Uncharted waters: Wellness in tough times
“I think the city teams and most of the leadership in town are willing to talk about it [mental health]. I just don’t know if there’s the resources to make a cohesive plan or really guide people to the right place.” (Community Readiness/Response survey answer)
For rural communities across Nebraska, extension programs, resources and staff are critical to community connectivity and wellness. In 2019, beginning with the impacts of a bomb cyclone that set off significant flooding, the Wellness in Tough Times (WTT) team, part of the University of Nebraska-Lincoln’s, Nebraska Extension Program, set out to support Nebraskans affected by multiple stressors.
The goal of the project was to increase mental health awareness, decrease behavioral health stigma and increase use and awareness of behavioral health support resources.
Throughout 2019 and early 2020, the WTT project reached more than 10,000 Nebraskans through community meetings, trainings and conversations about mental wellbeing.
Plans were under way for additional meetings collaborating directly with seven rural communities and assisting with their flood recovery coordination needs. But in March 2020, shortly after the anniversary of the floods of 2019, COVID-19 changed those plans and added new stressors for communities.
The project needed to change and enter uncharted waters; in person meetings became virtual, and conversations around wellness increased in intensity and need. WTT team innovated and reached more than 40,000 Nebraskans in 2019-2021.
A highlight of all they accomplished was a comment on a recent statewide phone call. A leader from a community the WTT team engaged with shared that repair and rebuild work on homes in their community did not begin until more than one year post-disaster. A community-wide sense of hopelessness took hold as they waited for recovery progress. The WTT worked with the community to identify a project that would build community wellness and assisted them with building an outdoor gathering space at a community park.
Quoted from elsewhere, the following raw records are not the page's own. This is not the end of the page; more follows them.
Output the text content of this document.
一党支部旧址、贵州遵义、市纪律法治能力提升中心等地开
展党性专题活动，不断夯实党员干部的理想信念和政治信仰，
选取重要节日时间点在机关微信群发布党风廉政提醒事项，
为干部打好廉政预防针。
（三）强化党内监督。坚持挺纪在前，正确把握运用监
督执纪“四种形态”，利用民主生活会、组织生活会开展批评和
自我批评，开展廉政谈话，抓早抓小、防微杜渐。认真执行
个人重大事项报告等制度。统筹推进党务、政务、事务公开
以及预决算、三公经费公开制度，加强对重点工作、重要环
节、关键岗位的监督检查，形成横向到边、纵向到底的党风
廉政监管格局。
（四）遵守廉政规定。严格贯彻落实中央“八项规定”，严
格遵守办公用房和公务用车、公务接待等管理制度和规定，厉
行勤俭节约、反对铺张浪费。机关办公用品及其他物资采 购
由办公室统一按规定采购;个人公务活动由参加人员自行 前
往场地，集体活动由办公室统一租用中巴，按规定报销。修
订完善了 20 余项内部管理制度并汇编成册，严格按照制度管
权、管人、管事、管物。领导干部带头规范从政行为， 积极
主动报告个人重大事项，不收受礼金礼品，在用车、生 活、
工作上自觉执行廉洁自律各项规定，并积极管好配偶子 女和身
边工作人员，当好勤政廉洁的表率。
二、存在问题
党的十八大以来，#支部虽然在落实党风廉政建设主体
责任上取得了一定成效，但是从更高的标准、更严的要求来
This view of progress and momentum instilled new hope in the community.
We are proud to support the WTT project as they met the wellness needs of Nebraska during very challenging times. They have graciously shared their learnings, stories and resources by publishing an online eFieldbook. In it, you can find links to resources like the “Start the Conversation” bulletin and the “Communicating with Farmers Under Stress” program. This toolkit and the continued work of the team at Nebraska Extension will continue to bring wellness and hope to all the uncharted waters to come.